In 1968, Stanley Kubrick’s 2001: A Space Odyssey encapsulated the two new directions facing sf cinema. On the one hand, its large budget and cutting-edge special effects, created by Douglas Trumbull, removed the sf film from the realm of the comparatively low-budget B-Movie of the 1950s and situated it clearly within big-budget Hollywood cinema. On the other hand, in its slow pace, poetic visual imagery, and narrative ambiguity, it had far more in common with arthouse cinema (or art film) than with previous Hollywood output. Arthouse cinema, originally associated with European cinema in the 1940s–1960s but now considered to range much more widely, refers to a type of filmmaking that exists in opposition to the Hollywood mainstream, and is defined as much by the means of distribution and exhibition as by a set of textual characteristics. Traditionally distributed by small independent companies, arthouse films are aimed at cineaste audiences and screened in alternative venues, such as independent or repertory cinemas, cinematheques, and galleries. As such, they are often associated with “culture” and “high art,” rather than “entertainment.” Having said this, independent and cult films that are often associated with “entertainment,” and which similarly exist outside the mainstream, also often find a home in arthouse cinemas and have much in common with the art film.
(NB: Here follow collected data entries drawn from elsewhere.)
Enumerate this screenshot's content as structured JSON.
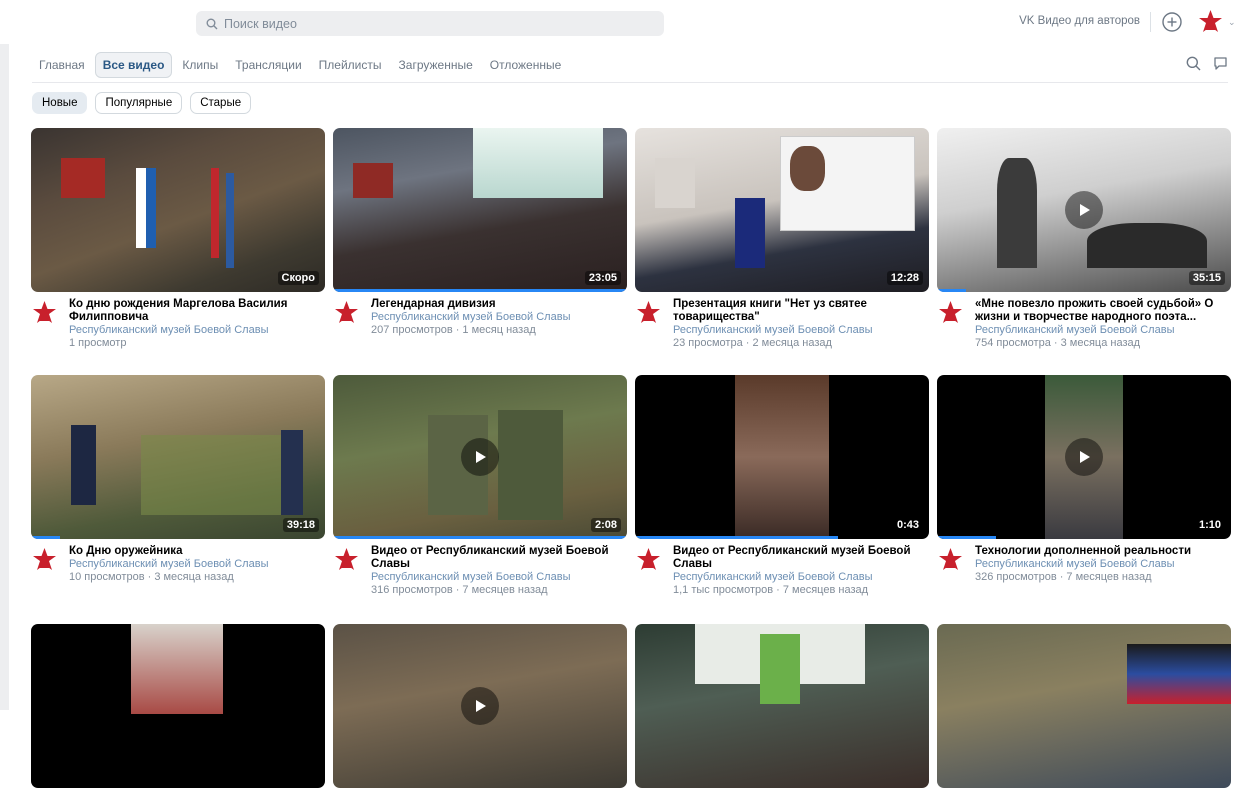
{
  "header": {
    "search_placeholder": "Поиск видео",
    "authors_link": "VK Видео для авторов"
  },
  "tabs": [
    {
      "label": "Главная",
      "active": false
    },
    {
      "label": "Все видео",
      "active": true
    },
    {
      "label": "Клипы",
      "active": false
    },
    {
      "label": "Трансляции",
      "active": false
    },
    {
      "label": "Плейлисты",
      "active": false
    },
    {
      "label": "Загруженные",
      "active": false
    },
    {
      "label": "Отложенные",
      "active": false
    }
  ],
  "filters": [
    {
      "label": "Новые",
      "active": true
    },
    {
      "label": "Популярные",
      "active": false
    },
    {
      "label": "Старые",
      "active": false
    }
  ],
  "channel": "Республиканский музей Боевой Славы",
  "colors": {
    "accent": "#2787f5",
    "link": "#2a5885",
    "brand_red": "#c8202c"
  },
  "videos": [
    {
      "title": "Ко дню рождения Маргелова Василия Филипповича",
      "duration": "Скоро",
      "stats": "1 просмотр",
      "progress": 0,
      "play": false
    },
    {
      "title": "Легендарная дивизия",
      "duration": "23:05",
      "stats": "207 просмотров · 1 месяц назад",
      "progress": 1.0,
      "play": false
    },
    {
      "title": "Презентация книги \"Нет уз святее товарищества\"",
      "duration": "12:28",
      "stats": "23 просмотра · 2 месяца назад",
      "progress": 0,
      "play": false
    },
    {
      "title": "«Мне повезло прожить своей судьбой» О жизни и творчестве народного поэта...",
      "duration": "35:15",
      "stats": "754 просмотра · 3 месяца назад",
      "progress": 0.1,
      "play": true
    },
    {
      "title": "Ко Дню оружейника",
      "duration": "39:18",
      "stats": "10 просмотров · 3 месяца назад",
      "progress": 0.1,
      "play": false
    },
    {
      "title": "Видео от Республиканский музей Боевой Славы",
      "duration": "2:08",
      "stats": "316 просмотров · 7 месяцев назад",
      "progress": 1.0,
      "play": true
    },
    {
      "title": "Видео от Республиканский музей Боевой Славы",
      "duration": "0:43",
      "stats": "1,1 тыс просмотров · 7 месяцев назад",
      "progress": 0.69,
      "play": false
    },
    {
      "title": "Технологии дополненной реальности",
      "duration": "1:10",
      "stats": "326 просмотров · 7 месяцев назад",
      "progress": 0.2,
      "play": true
    },
    {
      "title": "",
      "duration": "",
      "stats": "",
      "progress": 0,
      "play": false
    },
    {
      "title": "",
      "duration": "",
      "stats": "",
      "progress": 0,
      "play": true
    },
    {
      "title": "",
      "duration": "",
      "stats": "",
      "progress": 0,
      "play": false
    },
    {
      "title": "",
      "duration": "",
      "stats": "",
      "progress": 0,
      "play": false
    }
  ]
}
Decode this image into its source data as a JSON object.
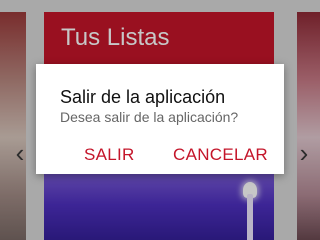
{
  "background": {
    "card_title": "Tus Listas",
    "nav": {
      "prev_icon": "chevron-left-icon",
      "next_icon": "chevron-right-icon"
    }
  },
  "dialog": {
    "title": "Salir de la aplicación",
    "message": "Desea salir de la aplicación?",
    "confirm_label": "SALIR",
    "cancel_label": "CANCELAR"
  },
  "colors": {
    "accent": "#c4152a",
    "dialog_bg": "#ffffff",
    "title_text": "#111111",
    "message_text": "#666666"
  }
}
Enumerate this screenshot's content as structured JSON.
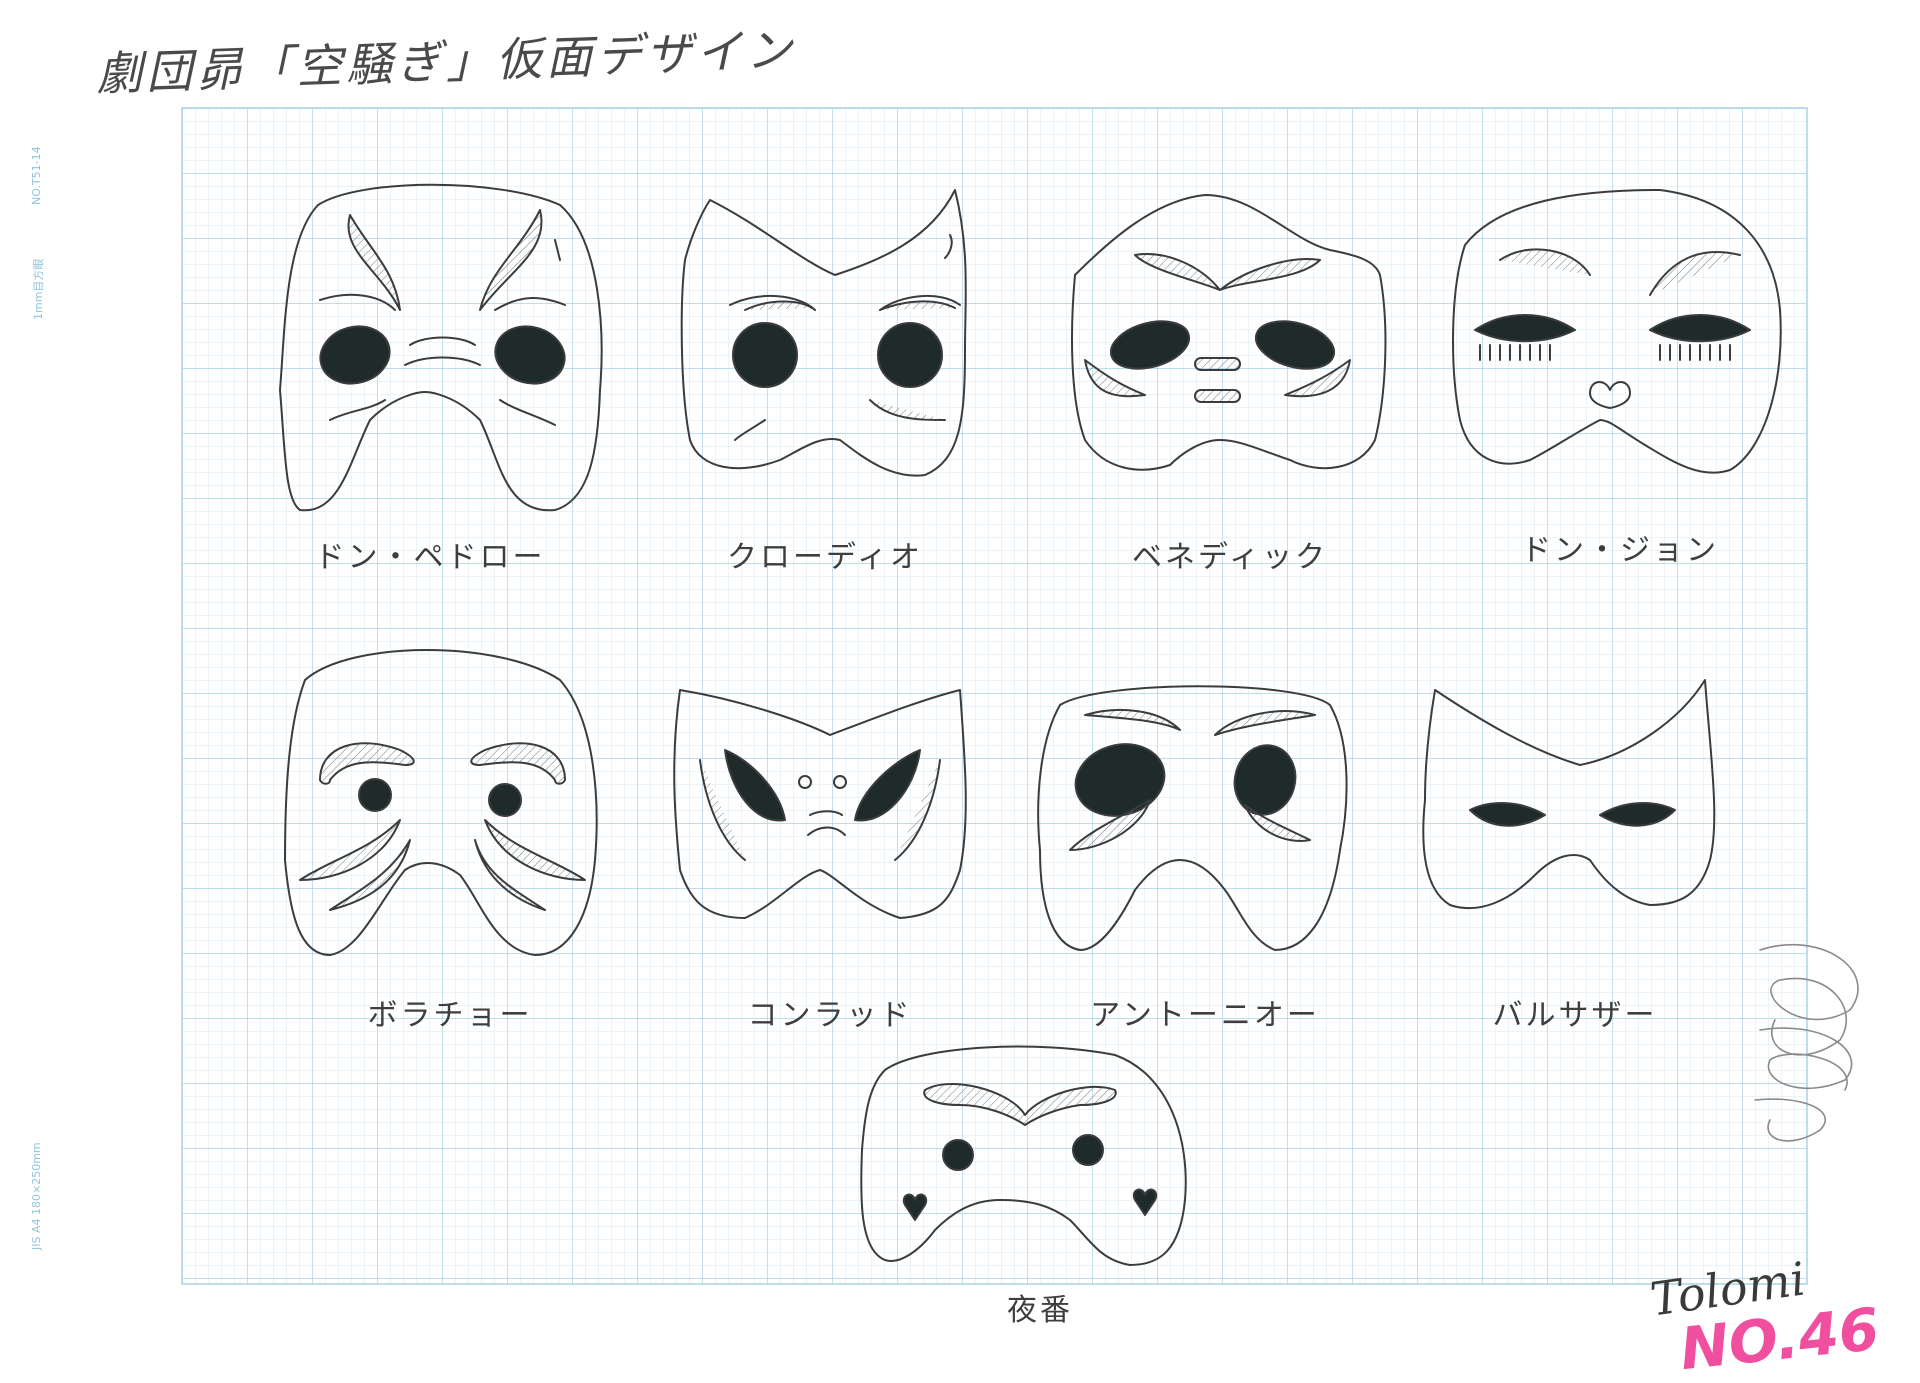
{
  "sheet_title": "劇団昴「空騒ぎ」仮面デザイン",
  "margin_labels": {
    "code": "NO.T51-14",
    "grid": "1mm目方眼",
    "size": "JIS A4 180×250mm"
  },
  "masks": [
    {
      "name": "ドン・ペドロー",
      "icon": "mask-don-pedro"
    },
    {
      "name": "クローディオ",
      "icon": "mask-claudio"
    },
    {
      "name": "ベネディック",
      "icon": "mask-benedick"
    },
    {
      "name": "ドン・ジョン",
      "icon": "mask-don-john"
    },
    {
      "name": "ボラチョー",
      "icon": "mask-borachio"
    },
    {
      "name": "コンラッド",
      "icon": "mask-conrade"
    },
    {
      "name": "アントーニオー",
      "icon": "mask-antonio"
    },
    {
      "name": "バルサザー",
      "icon": "mask-balthasar"
    },
    {
      "name": "夜番",
      "icon": "mask-watchman"
    }
  ],
  "signature": "Tolomi",
  "sheet_number": "NO.46",
  "colors": {
    "paper": "#ffffff",
    "grid_minor": "#d4eaf3",
    "grid_major": "#a8d3e6",
    "pencil": "#3c3c3c",
    "ink_fill": "#1f2a2a",
    "number_pink": "#ef4f9e"
  }
}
Both largely emerged in opposition to the classical Hollywood system, which had come to dominate filmmaking practice, and the art film in particular enabled other national cinemas to establish their own indigenous style of filmmaking distinct from Hollywood (Bordwell 1979; Neale 1981). The one factor that scholars and industry practitioners agree on is that “art films are not mainstream Hollywood films” (Wilinsky 2001: 15).